Once the diaphragm and the lungs are being used correctly modifying the airflow through the vocal chords, tongue, and mouth, can be done. The best ways to do this are outlined in the many books and sites on the internet concerned with singing. One much overlooked component is the facial sinuses which aid in the resonance and tone of the voice. They may also add the physical side of arts such as Kiai Jutsu, the Japanese art of using the voice, usually as a shout, to stun or kill your opponent during combat. Dolphins have been shown to use this to stun or kill fish using their sonar, and the art of Kiai Jutsu may work on the same principle.
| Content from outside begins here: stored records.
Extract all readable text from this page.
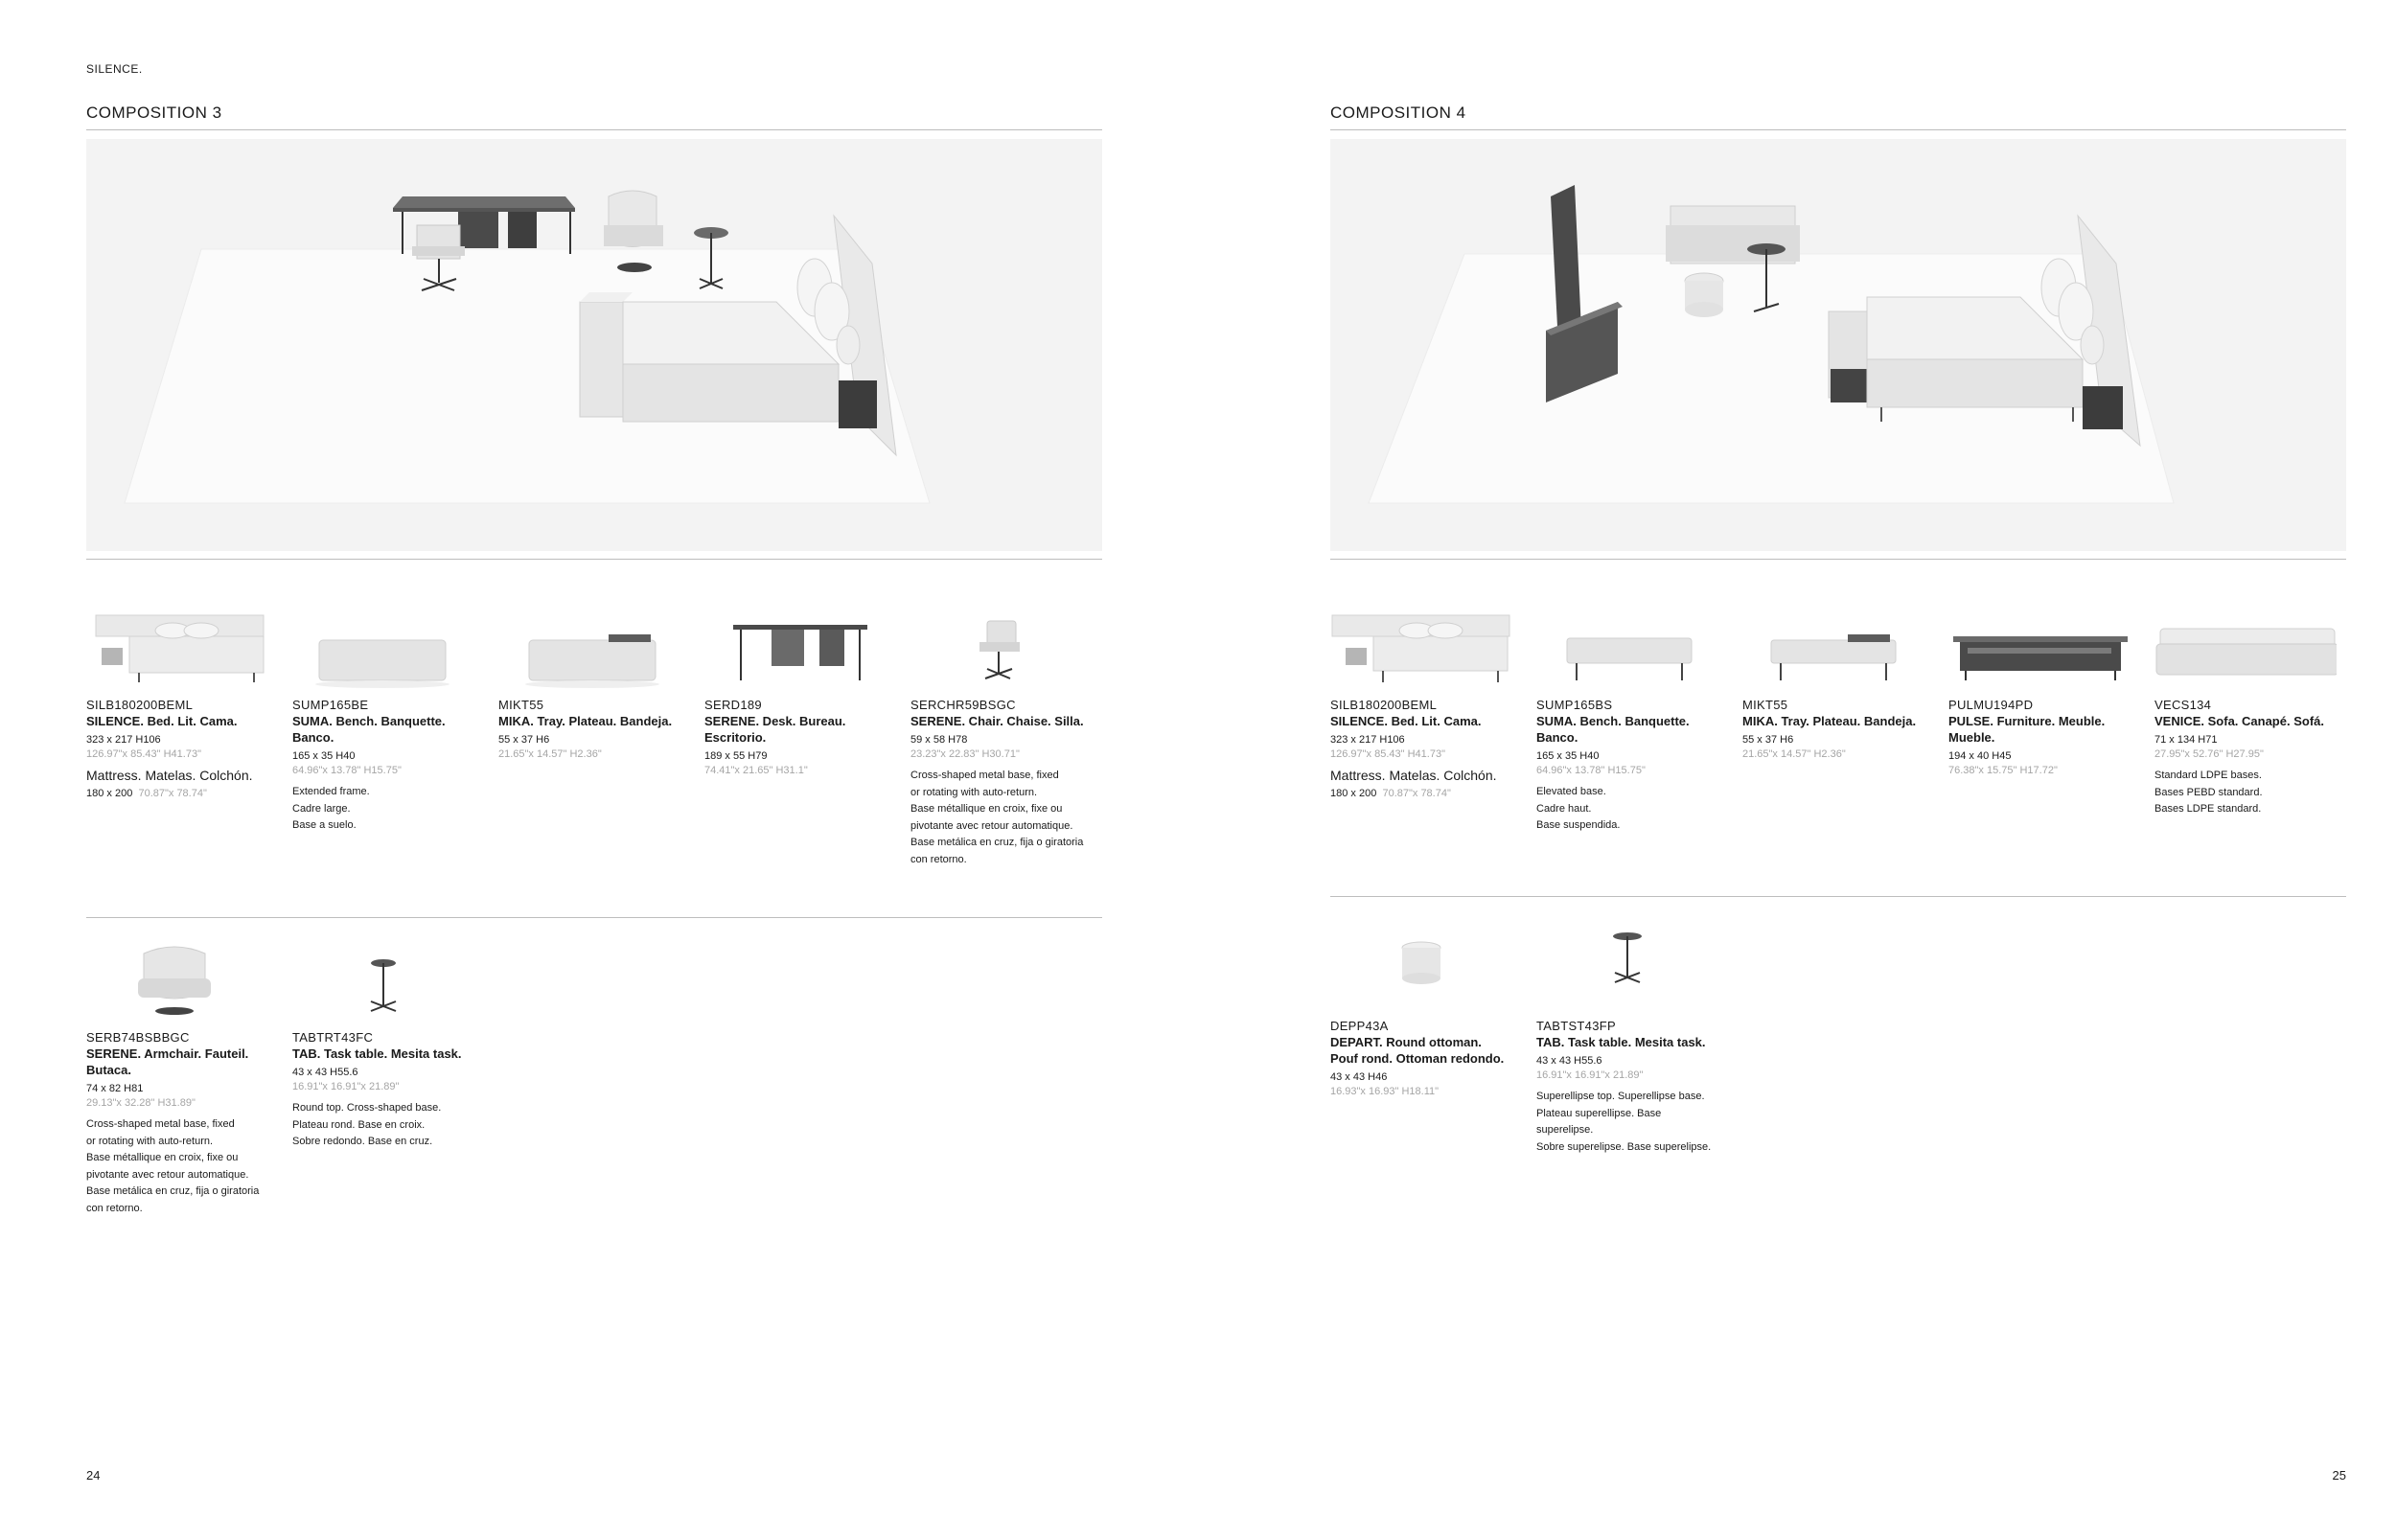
SILENCE.
COMPOSITION 3
SILB180200BEML
SILENCE. Bed. Lit. Cama.
323 x 217 H106
126.97"x 85.43" H41.73"
Mattress. Matelas. Colchón.
180 x 200 70.87"x 78.74"
SUMP165BE
SUMA. Bench. Banquette. Banco.
165 x 35 H40
64.96"x 13.78" H15.75"
Extended frame.
Cadre large.
Base a suelo.
MIKT55
MIKA. Tray. Plateau. Bandeja.
55 x 37 H6
21.65"x 14.57" H2.36"
SERD189
SERENE. Desk. Bureau. Escritorio.
189 x 55 H79
74.41"x 21.65" H31.1"
SERCHR59BSGC
SERENE. Chair. Chaise. Silla.
59 x 58 H78
23.23"x 22.83" H30.71"
Cross-shaped metal base, fixed
or rotating with auto-return.
Base métallique en croix, fixe ou
pivotante avec retour automatique.
Base metálica en cruz, fija o giratoria
con retorno.
SERB74BSBBGC
SERENE. Armchair. Fauteil. Butaca.
74 x 82 H81
29.13"x 32.28" H31.89"
Cross-shaped metal base, fixed
or rotating with auto-return.
Base métallique en croix, fixe ou
pivotante avec retour automatique.
Base metálica en cruz, fija o giratoria
con retorno.
TABTRT43FC
TAB. Task table. Mesita task.
43 x 43 H55.6
16.91"x 16.91"x 21.89"
Round top. Cross-shaped base.
Plateau rond. Base en croix.
Sobre redondo. Base en cruz.
24
COMPOSITION 4
SILB180200BEML
SILENCE. Bed. Lit. Cama.
323 x 217 H106
126.97"x 85.43" H41.73"
Mattress. Matelas. Colchón.
180 x 200 70.87"x 78.74"
SUMP165BS
SUMA. Bench. Banquette. Banco.
165 x 35 H40
64.96"x 13.78" H15.75"
Elevated base.
Cadre haut.
Base suspendida.
MIKT55
MIKA. Tray. Plateau. Bandeja.
55 x 37 H6
21.65"x 14.57" H2.36"
PULMU194PD
PULSE. Furniture. Meuble. Mueble.
194 x 40 H45
76.38"x 15.75" H17.72"
VECS134
VENICE. Sofa. Canapé. Sofá.
71 x 134 H71
27.95"x 52.76" H27.95"
Standard LDPE bases.
Bases PEBD standard.
Bases LDPE standard.
DEPP43A
DEPART. Round ottoman. Pouf rond. Ottoman redondo.
43 x 43 H46
16.93"x 16.93" H18.11"
TABTST43FP
TAB. Task table. Mesita task.
43 x 43 H55.6
16.91"x 16.91"x 21.89"
Superellipse top. Superellipse base.
Plateau superellipse. Base superelipse.
Sobre superelipse. Base superelipse.
25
The Bujinkan Grandmaster Massaki Hatsumi, recommends beginning to use this technique when the attacker is just stepping forward. In this case there is some reliance on the ‘startle effect’ to cause the person to freeze marginally in alarm while in motion, lose their balance, and fall over. This is more a trick than the actual “spirit voice” which is what Kiai Jutsu means. The exercise to achieve this is very similar to the western method of developing the magickal voice. Amado Crowley, the son of the Mage Aleister Crowley, mentions in one of his writings learning how he trained to build up his voice by kneeling in front of a Tibetan singing bowl and chanted to make it ring without touching it.
He was told by his father “Be heard on other planes. Be forceful. Cause other voices to compound with yours so that the resultant sound can be sculpted into power.” Aleister also told his son “Learn to speak the way I’ve described and no mere intellect will be able to resist or refute your arguments”. This last quote refers to the way some voices can bypass critical thinking processes and affect the person they are talking to directly, or certain archetypes. The latter is popular in advertising as you might expect, sometimes with surprising results. My favourite example of this is from the 1960’s when a soap manufacturer used a voice-over of the actress Fenella Fielding in one of their TV adverts. All the advert consisted of was a bar of soap with a pair of animated eyes superimposed on it, and Fennella’s voiceover. The ad was banned by the censors of the day for being ‘too naughty’ purely on the basis of the perceived sexiness of her voice!
Once you have mastered how to use the right tones and projection you can add chi to the vibrations to make them even more effective as a magickal tool. This also enables you to sculpt and focus them as mentioned earlier to empower a magickal working, or charge a working tool such as a candle or poppet. The most common way is to, while breathing and enunciating correctly, focus on the throat chakra and see or feel it imparting Chi, or etheric energy, to the sound without straining. This form of charging the voice is particularly well-known amongst the practitioners of Pow-Wow in Pennsylvania and abutting states, and Hoodoo in Louisiana.
It sounds more complex than doing it actually is. Many years ago when I was at boarding school in England I used to experiment with magickal techniques that I had learned in Mexico, and read about in books from various sources. The art of focussing and sculpting the voice was one of them. The staff were completely ‘weirded out’ by how they could perceive my voice in one room and yet I could be clearly seen in another part of the boarding house. My favourite trick was to say good morning to the Housemaster outside his rooms while focusing my voice through the wall and into his flat. His wife would suddenly get the impression that I was right beside her in the flat saying “good morning” and let out a startled yelp that could be heard back on the landing if you had good hearing. This gave me evidence that the voice could be focussed in a specific area and, using the same technique, in other planes for magickal use.
If you practice Martial Arts, or sports, such as Karate you have an easy way to practice and develop this skill by using appropriate times to use the Kiai in combat. In addition to timing it as previously mentioned, also focus/project it at your opponent or training partner’s inner ear. When you succeed in doing it correctly the person will feel disoriented, and may even fall over apparently of their own accord. If you are not a combat sports practitioner you can practice this to good effect when speaking to someone by focusing your voice in the centre of their head, particularly if you are giving instructions or debating a point. It also works well in public speaking if you focus on actually filling the air with your intent, as with talking to an individual this seems to add to the projective and persuasiveness of your voice.